Gypsies, Toads, And Evildoers

-This will be the most difficult blog I’ve ever had to write; not because I have nothing funny to talk about, not because I’ve joined the CIA and been sworn to secrecy, not because I lost all of my fingers in a terrible jungle gym accident, but because I have two of my fingers stuck in an ancient Chinese finger trap. Okay to be honest, it’s not ancient, I bought it yesterday, and it actually says “Made in Taiwan”, not China, but still.

-I’m a strong advocate of fairness; I believe that we should all suffer equally.

-Debriefing sounds like something you do just before you hop in the shower or just before having sex.

-I’d like to hope that reincarnation is completely impossible, that way I don’t have to worry about coming back into this world as a drink coaster. That’d pretty much suck balls.

-Nothing irks me more than someone ruining the ending of a good porn flick.

-I was stuck in an elevator once. We were only in there for about an hour, but after 15 minutes or so I broke the silence and suggested that we eat one of the other stranded passengers. Apparently there is a time limit on how long you have to wait until suggesting cannibalism is considered plausible and acceptable.

-I end all of my emails and letters with “Ps. I was naked when I wrote this.” regardless of if it’s true or not. No one really appreciates it more than my Business Law teacher when I send in my homework.

-Nothing says “I couldn’t care less about what you think of me” like a hat that says “Fuck you” really big on it.

-If you’re not spitting blood and teary eyed after brushing your teeth than you’re not doing it right.

-Everyone has hobbies. One of mine is collecting paper.

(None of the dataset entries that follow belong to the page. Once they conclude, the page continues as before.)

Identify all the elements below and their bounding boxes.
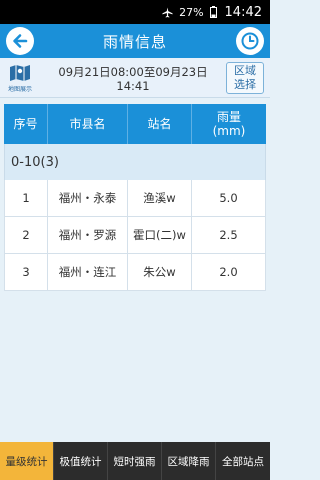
cell-station: 渔溪w: [128, 180, 192, 216]
table-header: 序号 市县名 站名 雨量 (mm): [4, 104, 266, 144]
back-arrow-icon: [13, 34, 28, 48]
battery-icon: [209, 6, 217, 18]
cell-county: 福州・永泰: [48, 180, 128, 216]
col-header-index: 序号: [4, 104, 48, 144]
table-row[interactable]: 2 福州・罗源 霍口(二)w 2.5: [4, 217, 266, 254]
region-line2: 选择: [234, 77, 256, 91]
battery-percent: 27%: [179, 5, 204, 19]
col-header-county: 市县名: [48, 104, 128, 144]
tab-all-stations[interactable]: 全部站点: [216, 442, 270, 480]
region-select-button[interactable]: 区域 选择: [226, 61, 264, 94]
map-view-button[interactable]: 地图展示: [0, 58, 40, 98]
col-header-rainfall-label: 雨量 (mm): [212, 110, 246, 138]
tab-level-stats[interactable]: 量级统计: [0, 442, 54, 480]
cell-rainfall: 2.0: [192, 254, 266, 290]
page-title: 雨情信息: [102, 32, 167, 51]
time-select-button[interactable]: [236, 27, 264, 55]
cell-rainfall: 2.5: [192, 217, 266, 253]
cell-county: 福州・罗源: [48, 217, 128, 253]
col-header-station: 站名: [128, 104, 192, 144]
title-bar: 雨情信息: [0, 24, 270, 58]
date-range-line2: 14:41: [116, 78, 150, 93]
date-range[interactable]: 09月21日08:00至09月23日 14:41: [40, 63, 226, 93]
airplane-icon: [162, 6, 173, 18]
status-time: 14:42: [224, 4, 262, 20]
cell-county: 福州・连江: [48, 254, 128, 290]
cell-station: 朱公w: [128, 254, 192, 290]
cell-index: 1: [4, 180, 48, 216]
cell-index: 2: [4, 217, 48, 253]
tab-short-heavy-rain[interactable]: 短时强雨: [108, 442, 162, 480]
tab-regional-rainfall[interactable]: 区域降雨: [162, 442, 216, 480]
date-range-line1: 09月21日08:00至09月23日: [58, 64, 208, 79]
cell-rainfall: 5.0: [192, 180, 266, 216]
bottom-tab-bar: 量级统计 极值统计 短时强雨 区域降雨 全部站点: [0, 442, 270, 480]
region-line1: 区域: [234, 63, 256, 77]
table-row[interactable]: 1 福州・永泰 渔溪w 5.0: [4, 180, 266, 217]
clock-icon: [241, 32, 259, 50]
filter-bar: 地图展示 09月21日08:00至09月23日 14:41 区域 选择: [0, 58, 270, 98]
tab-extreme-stats[interactable]: 极值统计: [54, 442, 108, 480]
cell-station: 霍口(二)w: [128, 217, 192, 253]
rainfall-group-header[interactable]: 0-10(3): [4, 144, 266, 180]
table-row[interactable]: 3 福州・连江 朱公w 2.0: [4, 254, 266, 291]
rainfall-table: 序号 市县名 站名 雨量 (mm) 0-10(3) 1 福州・永泰 渔溪w 5.…: [4, 104, 266, 291]
map-view-label: 地图展示: [7, 85, 32, 93]
map-icon: [10, 64, 30, 81]
col-header-rainfall: 雨量 (mm): [192, 104, 266, 144]
status-bar: 27% 14:42: [0, 0, 270, 24]
back-button[interactable]: [6, 27, 34, 55]
cell-index: 3: [4, 254, 48, 290]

I have them sorted into stacks by what’s on them and I store them in different locations throughout my house. I keep the ones with “$” on them in a big metal box in my closet, the pieces of paper with song lyrics on them are kept with my music collection, I throw the ones that say “bill” on them in my garbage can, and the ones with pictures of naked people on them are kept under my bed.

-I had a dream last night that I was trapped inside of a kaleidoscope with dozens of furry animals. Then, after I saw the pictures on my friends phone, I realized I had just gotten totally plastered at Chucky Cheese and couldn’t find my way out of the ball pit.